Title
Prohibiting Export of Philippine Silver Coins
Law
Act No. 1411
Decision Date
Nov 17, 1905
In order to maintain the parity of the Philippine currency, Act No. 1411 prohibits the exportation of Philippine silver coins and bullion, with violators facing forfeiture, fines, and imprisonment.
A

Criminal Offense and Penalties for Illegal Exportation

  • Exportation or attempted exportation of Philippine silver coins or bullion against the law is a criminal offense.
  • Penalties include fines up to 10,000 pesos, imprisonment up to one year, or both, imposed at the court's discretion.
  • This is in addition to the forfeiture of the illegal coins or bullion.

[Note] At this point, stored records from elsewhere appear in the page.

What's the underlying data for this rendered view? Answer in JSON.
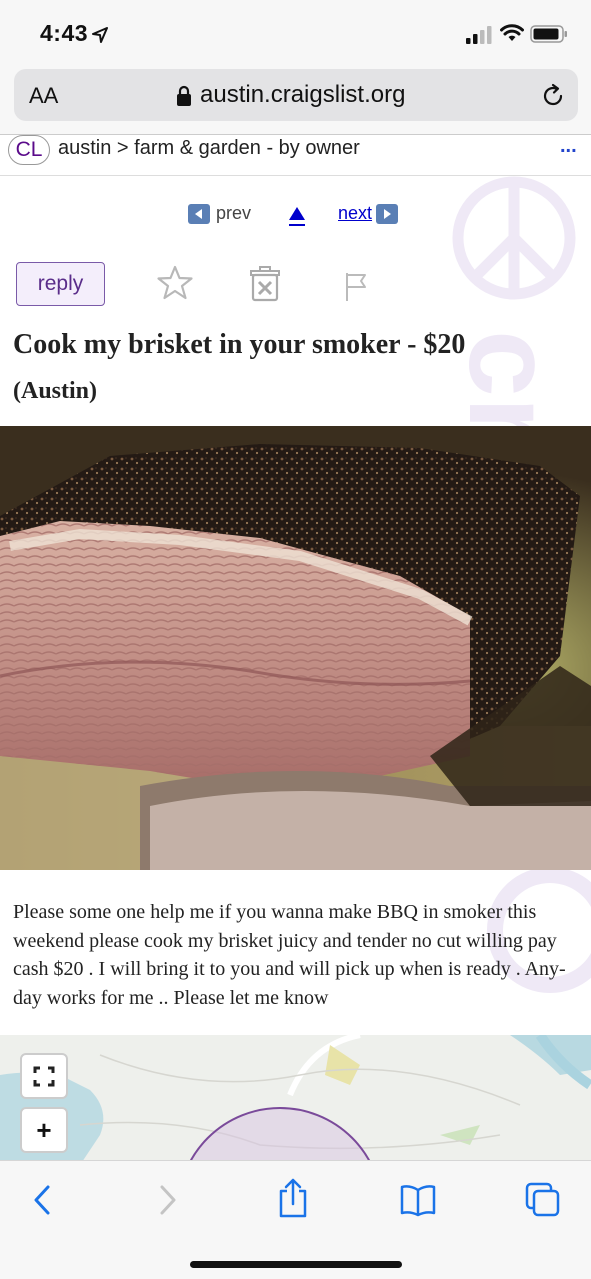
{
  "status": {
    "time": "4:43"
  },
  "browser": {
    "text_size_label": "AA",
    "url": "austin.craigslist.org"
  },
  "breadcrumb": {
    "logo": "CL",
    "path": "austin > farm & garden - by owner",
    "more": "..."
  },
  "nav": {
    "prev_label": "prev",
    "next_label": "next"
  },
  "actions": {
    "reply_label": "reply"
  },
  "posting": {
    "title": "Cook my brisket in your smoker - $20",
    "location": "(Austin)",
    "body": "Please some one help me if you wanna make BBQ in smoker this weekend please cook my brisket juicy and tender no cut willing pay cash $20 . I will bring it to you and will pick up when is ready . Any-day works for me .. Please let me know"
  },
  "map": {
    "zoom_in_label": "+"
  },
  "colors": {
    "link_blue": "#0000cc",
    "craigslist_purple": "#5a2d8a",
    "ios_blue": "#1a73e8"
  },
  "icons": {
    "status": [
      "location-arrow-icon",
      "signal-icon",
      "wifi-icon",
      "battery-icon"
    ],
    "browser": [
      "lock-icon",
      "reload-icon"
    ],
    "actions": [
      "favorite-star-icon",
      "hide-trash-icon",
      "flag-icon"
    ],
    "map": [
      "fullscreen-icon"
    ],
    "toolbar": [
      "back-icon",
      "forward-icon",
      "share-icon",
      "bookmarks-icon",
      "tabs-icon"
    ]
  }
}
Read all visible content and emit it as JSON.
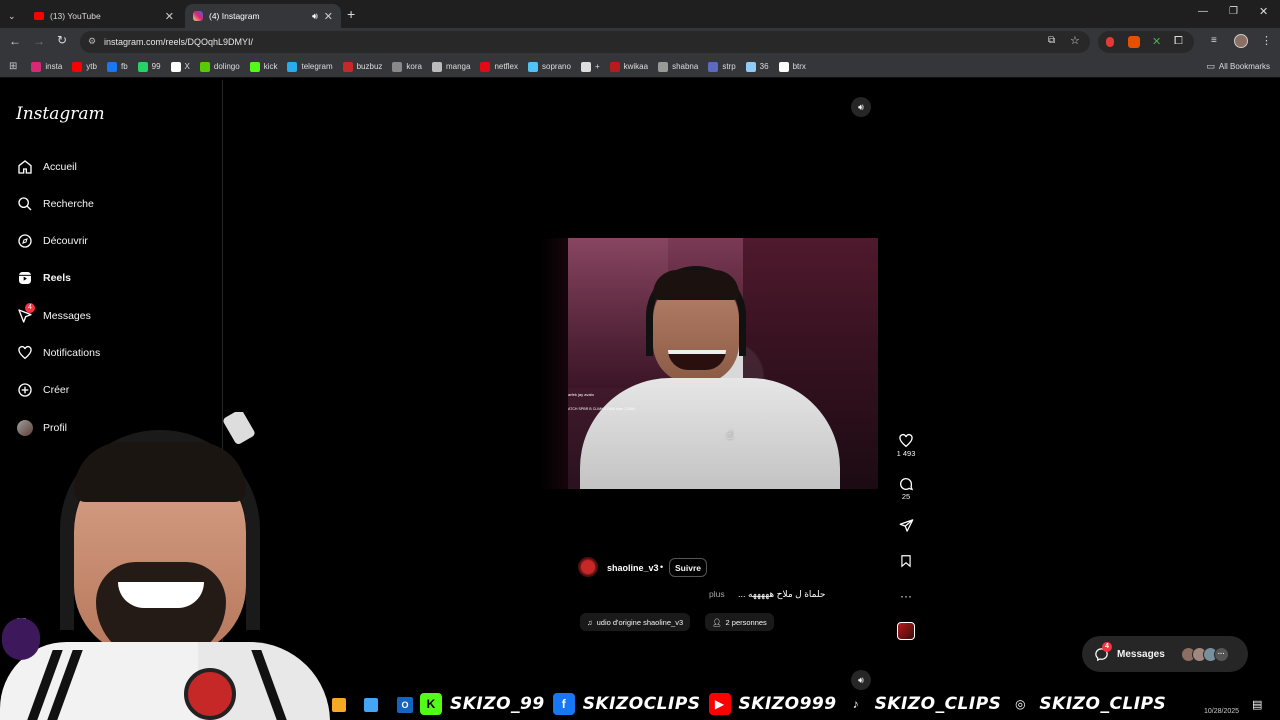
{
  "browser": {
    "tabs": [
      {
        "label": "(13) YouTube",
        "active": false,
        "icon": "youtube-icon"
      },
      {
        "label": "(4) Instagram",
        "active": true,
        "icon": "instagram-icon"
      }
    ],
    "url": "instagram.com/reels/DQOqhL9DMYI/",
    "bookmarks": [
      {
        "label": "insta",
        "color": "#d62976"
      },
      {
        "label": "ytb",
        "color": "#ff0000"
      },
      {
        "label": "fb",
        "color": "#1877f2"
      },
      {
        "label": "99",
        "color": "#25d366"
      },
      {
        "label": "X",
        "color": "#ffffff"
      },
      {
        "label": "dolingo",
        "color": "#58cc02"
      },
      {
        "label": "kick",
        "color": "#53fc18"
      },
      {
        "label": "telegram",
        "color": "#2aabee"
      },
      {
        "label": "buzbuz",
        "color": "#c62828"
      },
      {
        "label": "kora",
        "color": "#888888"
      },
      {
        "label": "manga",
        "color": "#bbbbbb"
      },
      {
        "label": "netflex",
        "color": "#e50914"
      },
      {
        "label": "soprano",
        "color": "#4fc3f7"
      },
      {
        "label": "+",
        "color": "#dddddd"
      },
      {
        "label": "kwikaa",
        "color": "#b71c1c"
      },
      {
        "label": "shabna",
        "color": "#999999"
      },
      {
        "label": "strp",
        "color": "#5c6bc0"
      },
      {
        "label": "36",
        "color": "#90caf9"
      },
      {
        "label": "btrx",
        "color": "#ffffff"
      }
    ],
    "all_bookmarks": "All Bookmarks"
  },
  "instagram": {
    "logo": "Instagram",
    "nav": [
      {
        "label": "Accueil",
        "icon": "home-icon"
      },
      {
        "label": "Recherche",
        "icon": "search-icon"
      },
      {
        "label": "Découvrir",
        "icon": "compass-icon"
      },
      {
        "label": "Reels",
        "icon": "reels-icon"
      },
      {
        "label": "Messages",
        "icon": "messenger-icon",
        "badge": "4"
      },
      {
        "label": "Notifications",
        "icon": "heart-icon"
      },
      {
        "label": "Créer",
        "icon": "plus-square-icon"
      },
      {
        "label": "Profil",
        "icon": "avatar-icon"
      }
    ],
    "reel": {
      "likes": "1 493",
      "comments": "25",
      "username": "shaoline_v3",
      "follow": "Suivre",
      "caption": "حلماة ل ملاح هههههه ...",
      "more": "plus",
      "audio": "udio d'origine  shaoline_v3",
      "people": "2 personnes",
      "video_text_1": "arfek jay avalo",
      "video_text_2": "ATCH SPBR B CLIMKS RAM time 7,2004"
    },
    "messages_pill": {
      "label": "Messages",
      "badge": "4"
    }
  },
  "stream_overlay": {
    "items": [
      {
        "text": "SKIZO_99",
        "icon": "K",
        "color": "#53fc18"
      },
      {
        "text": "SKIZOCLIPS",
        "icon": "f",
        "color": "#1877f2"
      },
      {
        "text": "SKIZO999",
        "icon": "▶",
        "color": "#ff0000"
      },
      {
        "text": "SKIZO_CLIPS",
        "icon": "♪",
        "color": "#000000"
      },
      {
        "text": "SKIZO_CLIPS",
        "icon": "◎",
        "color": "#000000"
      }
    ],
    "clock_date": "10/28/2025"
  }
}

Enforcement and Handling of Seized Coins and Bullion

  • Collectors of customs for the Philippine Islands are tasked with enforcing the law.
  • Enforcement aligns with provisions of Acts Nos. 355 (as amended), 864 (as amended), and 1405.
  • Unlike other cases, seized coins or bullion under this act are not auctioned.
  • Instead, seized items are credited to the Philippine Treasury's gold-standard fund.
  • Informants' rewards are paid from the gold-standard fund by the Treasurer.

Expedited Legislative Process

  • The Act recognizes the public interest in rapid implementation.
  • Consequently, its passage was expedited under section two of an earlier procedural Act (passed September 26, 1900).

Effectivity of the Act

  • The law takes effect immediately upon its passage on November 17, 1905.